A student-teacher noted this in her reflective diary:

 

“Today was a hands-on day. We moved away from the textbooks and focused on Environmental Science (EVS). We talked about the life cycle of plants, and I brought in some soaked seeds so the students could see the sprouts beginning to emerge. During the activity period, we did clay modeling. I asked the students to sculpt their favorite animals. The classroom was quiet for once, as everyone was deeply focused on their little masterpieces. We ended the day with a show and tell, where each child explained why they chose their animal. It’s amazing how much they open up when they are creating something with their hands.”

 

What is interesting to note here is that she is explaining how a plant grows, and in another activity, children are engaged in sculpting. What is happening here is actually an example of Naturalism in education—quietly, almost unknowingly. Yet, when Naturalism appears as a question in their exam, students often feel nervous. Some who have memorised the definition manage to write something, many fumble.

What Mathematics is for most students in school education, Philosophy becomes for students of education—a tough subject. The fear is similar, the anxiety familiar, and the confusion equally real.

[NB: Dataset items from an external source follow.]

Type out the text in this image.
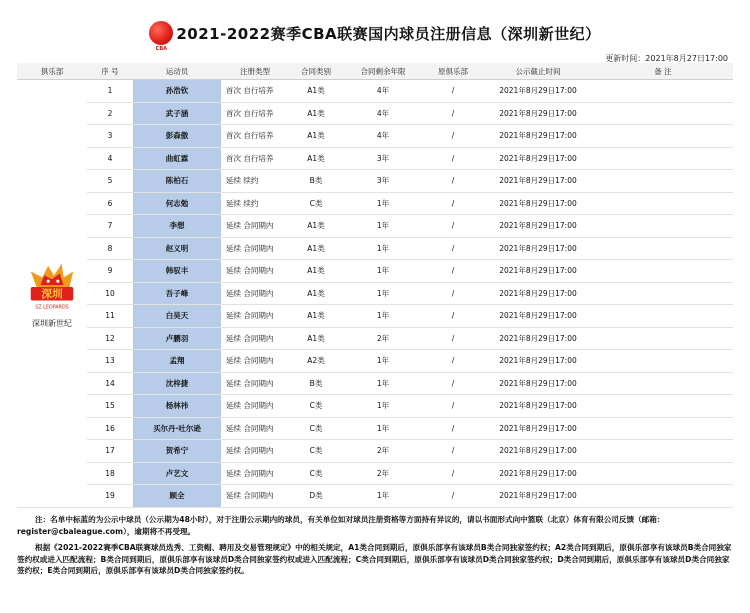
CBA
2021-2022赛季CBA联赛国内球员注册信息（深圳新世纪）
更新时间：2021年8月27日17:00
俱乐部	序 号	运动员	注册类型	合同类别	合同剩余年限	原俱乐部	公示截止时间	备 注

深圳
SZ LEOPARDS
深圳新世纪	1	孙浩钦	首次 自行培养	A1类	4年	/	2021年8月29日17:00	
	2	武子涵	首次 自行培养	A1类	4年	/	2021年8月29日17:00	
	3	彭森傲	首次 自行培养	A1类	4年	/	2021年8月29日17:00	
	4	曲虹霖	首次 自行培养	A1类	3年	/	2021年8月29日17:00	
	5	陈柏石	延续 续约	B类	3年	/	2021年8月29日17:00	
	6	何志勉	延续 续约	C类	1年	/	2021年8月29日17:00	
	7	李想	延续 合同期内	A1类	1年	/	2021年8月29日17:00	
	8	赵义明	延续 合同期内	A1类	1年	/	2021年8月29日17:00	
	9	韩驭丰	延续 合同期内	A1类	1年	/	2021年8月29日17:00	
	10	吾子峰	延续 合同期内	A1类	1年	/	2021年8月29日17:00	
	11	白昊天	延续 合同期内	A1类	1年	/	2021年8月29日17:00	
	12	卢鹏羽	延续 合同期内	A1类	2年	/	2021年8月29日17:00	
	13	孟翔	延续 合同期内	A2类	1年	/	2021年8月29日17:00	
	14	沈梓捷	延续 合同期内	B类	1年	/	2021年8月29日17:00	
	15	杨林祎	延续 合同期内	C类	1年	/	2021年8月29日17:00	
	16	买尔丹·吐尔逊	延续 合同期内	C类	1年	/	2021年8月29日17:00	
	17	贺希宁	延续 合同期内	C类	2年	/	2021年8月29日17:00	
	18	卢艺文	延续 合同期内	C类	2年	/	2021年8月29日17:00	
	19	顾全	延续 合同期内	D类	1年	/	2021年8月29日17:00	

注：名单中标蓝的为公示中球员（公示期为48小时），对于注册公示期内的球员，有关单位如对球员注册资格等方面持有异议的，请以书面形式向中篮联（北京）体育有限公司反馈（邮箱：register@cbaleague.com），逾期将不再受理。

根据《2021-2022赛季CBA联赛球员选秀、工资帽、聘用及交易管理规定》中的相关规定，A1类合同到期后，原俱乐部享有该球员B类合同独家签约权；A2类合同到期后，原俱乐部享有该球员B类合同独家签约权或进入匹配流程；B类合同到期后，原俱乐部享有该球员D类合同独家签约权或进入匹配流程；C类合同到期后，原俱乐部享有该球员D类合同独家签约权；D类合同到期后，原俱乐部享有该球员D类合同独家签约权；E类合同到期后，原俱乐部享有该球员D类合同独家签约权。
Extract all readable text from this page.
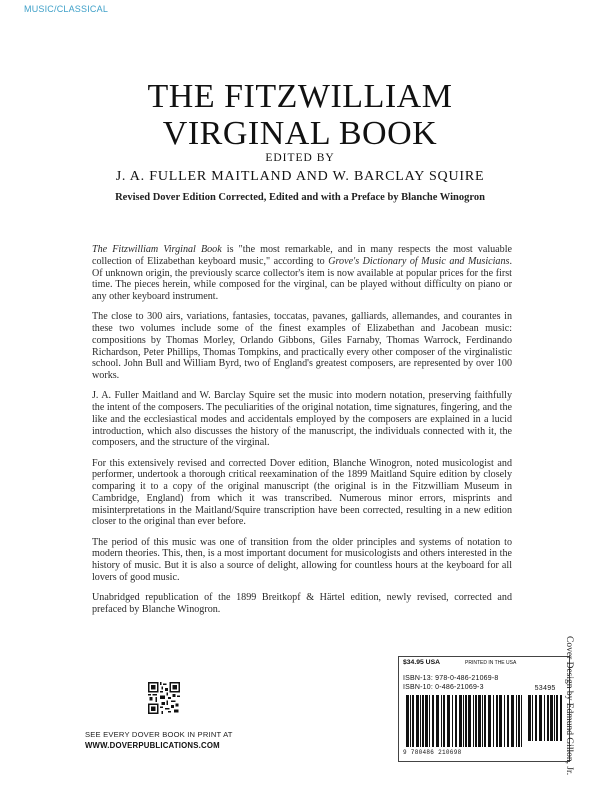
MUSIC/CLASSICAL
THE FITZWILLIAM
VIRGINAL BOOK
EDITED BY
J. A. FULLER MAITLAND AND W. BARCLAY SQUIRE
Revised Dover Edition Corrected, Edited and with a Preface by Blanche Winogron

The Fitzwilliam Virginal Book is "the most remarkable, and in many respects the most valuable collection of Elizabethan keyboard music," according to Grove's Dictionary of Music and Musicians. Of unknown origin, the previously scarce collector's item is now available at popular prices for the first time. The pieces herein, while composed for the virginal, can be played without difficulty on piano or any other keyboard instrument.

The close to 300 airs, variations, fantasies, toccatas, pavanes, galliards, allemandes, and courantes in these two volumes include some of the finest examples of Elizabethan and Jacobean music: compositions by Thomas Morley, Orlando Gibbons, Giles Farnaby, Thomas Warrock, Ferdinando Richardson, Peter Phillips, Thomas Tompkins, and practically every other composer of the virginalistic school. John Bull and William Byrd, two of England's greatest composers, are represented by over 100 works.

J. A. Fuller Maitland and W. Barclay Squire set the music into modern notation, preserving faithfully the intent of the composers. The peculiarities of the original notation, time signatures, fingering, and the like and the ecclesiastical modes and accidentals employed by the composers are explained in a lucid introduction, which also discusses the history of the manuscript, the individuals connected with it, the composers, and the structure of the virginal.

For this extensively revised and corrected Dover edition, Blanche Winogron, noted musicologist and performer, undertook a thorough critical reexamination of the 1899 Maitland Squire edition by closely comparing it to a copy of the original manuscript (the original is in the Fitzwilliam Museum in Cambridge, England) from which it was transcribed. Numerous minor errors, misprints and misinterpretations in the Maitland/Squire transcription have been corrected, resulting in a new edition closer to the original than ever before.

The period of this music was one of transition from the older principles and systems of notation to modern theories. This, then, is a most important document for musicologists and others interested in the history of music. But it is also a source of delight, allowing for countless hours at the keyboard for all lovers of good music.

Unabridged republication of the 1899 Breitkopf & Härtel edition, newly revised, corrected and prefaced by Blanche Winogron.

SEE EVERY DOVER BOOK IN PRINT AT
WWW.DOVERPUBLICATIONS.COM
$34.95 USA	PRINTED IN THE USA
ISBN-13: 978-0-486-21069-8
ISBN-10: 0-486-21069-3	53495
9 780486 210698	Cover Design by Edmund Gillon, Jr.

Concepts like Idealism, Pragmatism, Naturalism, Empiricism, Rationalism, and so on, are words that threaten them the most. While they memorise the definition of one, they start mixing it with another after a while. Their understanding of these isms is not as clear as the difference between a table and a chair. Somewhere along the way, ideas meant to explain practice become detached from it. There is no doubt that these are abstract concepts and require serious engagement to be understood properly. But perhaps the question we need to ask is this: why do ideas that explain our daily teaching feel so distant when they appear on paper? Nevertheless, here I will try to explain Naturalism—not through definitions, but through classroom practice.

 

If we look closely at the activities we perform in classrooms, we can often connect them to one or the other school of philosophy. Interestingly, most classrooms present examples where we can see the underplay of multiple schools of philosophy at work. This is not because different teachers consciously follow different philosophies. At times, the same teacher, within the same day, engages in activities that can be traced back to different philosophical backgrounds. We can think of it like a child in a park trying different kinds of swings. All are swings, yet each may be designed using different principles of mechanics and physics. The experience feels seamless to the child, even though the principles behind them differ.

 

Let us return to the example we began with. Children observe how a plant grows from a seed. They are watching, touching, noticing change over time. In the second activity, they are shaping clay, learning by doing, discovering form through their hands. And when the teacher reflects on the joy of creation, she is pointing towards an idea—something that emerges from the mind.

The first two clearly lie within Naturalism. The last reflects a trait of Idealism. A single classroom moment, then, rarely belongs to one philosophy alone.

 

Idealism believes that whatever we make sense of in the world originates in the mind. Naturalism, on the other hand, explains the world in terms of nature and natural laws. Water flows from top to bottom—that is a law of nature. Similarly, much of what we understand and experience can be explained through the natural world around us.

 

In education, Naturalism places the child at the centre of the teaching–learning process. The teacher becomes a guide rather than a controller. Learning connects with real life, and emphasis is placed on observation, experimentation, and activity. Naturalism also holds that nature is the ultimate reality, that humans are biological beings, that knowledge comes from sense experience, and that education should follow the child’s natural development.

 

Now, referring back to the classroom scene we began with, one may pause and ask: if this is Naturalism in practice, unfolding so naturally in everyday teaching, why does it feel so difficult when it appears as a definition in an exam?